Feito isto, deixaram-n'o dormir socegadamente no banco até o dia seguinte; quando acordou, restituiram-lhe a carta e indicaram-lhe a estrada real.
Entretanto, a rainha apenas leu a carta, que passára como escripta pelo rei, ordenou grandes festas para o casamento da filha com o rapaz nascido n'um folle. Como este era perfeito, amoravel e dotado de bom coração, a princeza vivia feliz e satisfeita.
Passado tempo, o soberano regressou ao palacio, e, com grande espanto seu, viu que a predicção se realizára do rapaz nascido n'um folle, casar com a princeza.
—Como foi isto arranjado?—perguntou á rainha.—Havia dado outra ordem na minha carta!{102}
A rainha apressou-se a mostrar-lhe a carta afim de se certificar do que havia escripto. O rei leu-a, e viu que fôra trocada. Perguntou ao rapaz o que havia feito da carta que lhe confiára, e como é que havia trazido outra.

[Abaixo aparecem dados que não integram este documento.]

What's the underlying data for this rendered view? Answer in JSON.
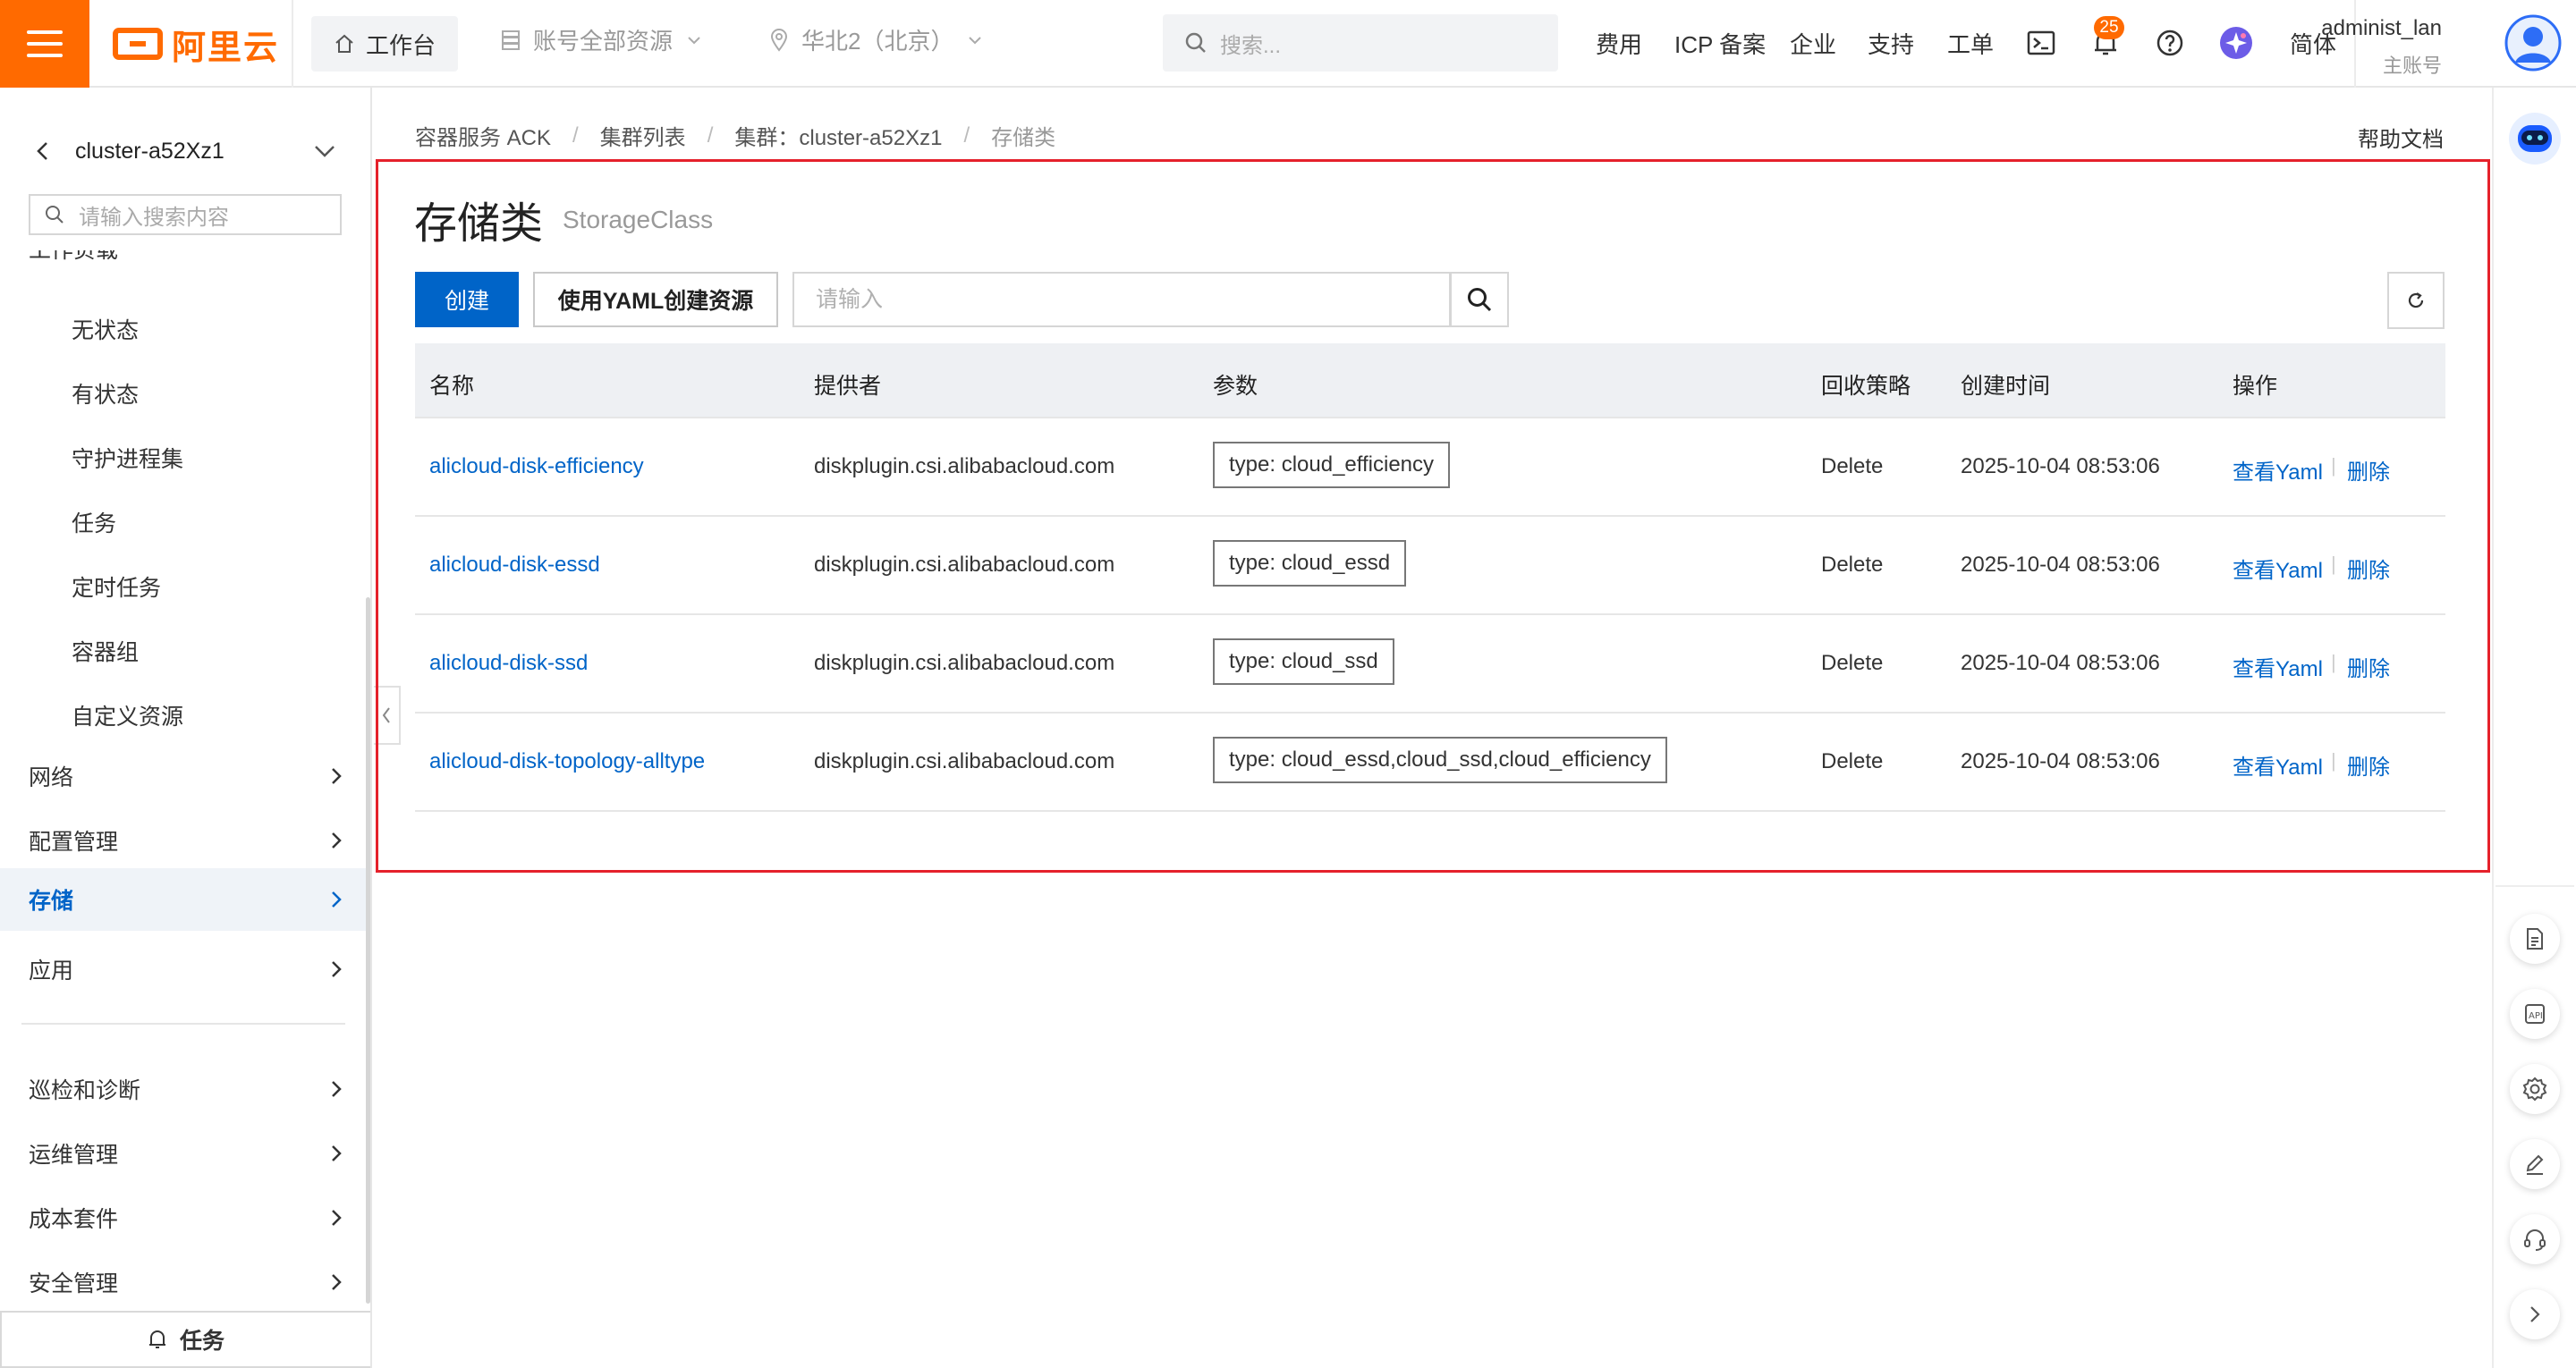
{
  "topbar": {
    "brand": "阿里云",
    "workbench": "工作台",
    "account_scope": "账号全部资源",
    "region": "华北2（北京）",
    "search_placeholder": "搜索...",
    "links": [
      "费用",
      "ICP 备案",
      "企业",
      "支持",
      "工单"
    ],
    "notification_count": "25",
    "language": "简体",
    "user_name": "administ_lan",
    "user_role": "主账号",
    "brand_color": "#ff6a00"
  },
  "sidebar": {
    "cluster_name": "cluster-a52Xz1",
    "search_placeholder": "请输入搜索内容",
    "clipped_group": "工作负载",
    "workload_items": [
      "无状态",
      "有状态",
      "守护进程集",
      "任务",
      "定时任务",
      "容器组",
      "自定义资源"
    ],
    "groups": [
      "网络",
      "配置管理",
      "存储",
      "应用"
    ],
    "active_group": "存储",
    "groups2": [
      "巡检和诊断",
      "运维管理",
      "成本套件",
      "安全管理"
    ],
    "tasks_label": "任务"
  },
  "breadcrumb": [
    "容器服务 ACK",
    "集群列表",
    "集群：cluster-a52Xz1",
    "存储类"
  ],
  "help_doc": "帮助文档",
  "page": {
    "title": "存储类",
    "subtitle": "StorageClass",
    "create_label": "创建",
    "yaml_create_label": "使用YAML创建资源",
    "filter_placeholder": "请输入"
  },
  "table": {
    "columns": [
      "名称",
      "提供者",
      "参数",
      "回收策略",
      "创建时间",
      "操作"
    ],
    "rows": [
      {
        "name": "alicloud-disk-efficiency",
        "provisioner": "diskplugin.csi.alibabacloud.com",
        "params": "type: cloud_efficiency",
        "reclaim": "Delete",
        "created": "2025-10-04 08:53:06"
      },
      {
        "name": "alicloud-disk-essd",
        "provisioner": "diskplugin.csi.alibabacloud.com",
        "params": "type: cloud_essd",
        "reclaim": "Delete",
        "created": "2025-10-04 08:53:06"
      },
      {
        "name": "alicloud-disk-ssd",
        "provisioner": "diskplugin.csi.alibabacloud.com",
        "params": "type: cloud_ssd",
        "reclaim": "Delete",
        "created": "2025-10-04 08:53:06"
      },
      {
        "name": "alicloud-disk-topology-alltype",
        "provisioner": "diskplugin.csi.alibabacloud.com",
        "params": "type: cloud_essd,cloud_ssd,cloud_efficiency",
        "reclaim": "Delete",
        "created": "2025-10-04 08:53:06"
      }
    ],
    "action_view": "查看Yaml",
    "action_delete": "删除",
    "action_sep": "|"
  },
  "colors": {
    "primary": "#0064c8",
    "highlight_border": "#e5212b",
    "active_bg": "#eff3f8"
  }
}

—Não sei!—respondeu o rapaz. Só se me foi roubada na noite que passei na matta; aproveitando-se do meu somno.
O rei tornou irritado:
—Não me serve essa desculpa, e tanto que minha filha não te pertence, emquanto me não trouxeres do inferno tres cabellos d'ouro da cabeça do diabo; satisfeita esta condição, restituo-te a princeza.
O soberano, falando assim, cuidava que ficaria livre d'elle de uma vez para sempre. Como resposta, o rapaz nascido n'um folle disse ao rei:
—De boa vontade acceito a sua proposta de trazer os tres cabellos{103} d'ouro, tanto mais que não me arreceio do diabo!
Dictas que foram estas palavras, despediu-se e pôz-se a caminho.
Esta estrada ia ter a uma cidade, ás portas da qual estava uma sentinella que lhe perguntou em que elle poderia ser-lhe util e o que é que sabia.
—Sei tudo—respondeu o rapaz nascido n'um folle.
—N'esse caso, pódes-nos indicar com facilidade a razão porque a fonte do mercado d'onde corria vinho, hoje não deita nem uma gotta d'agua?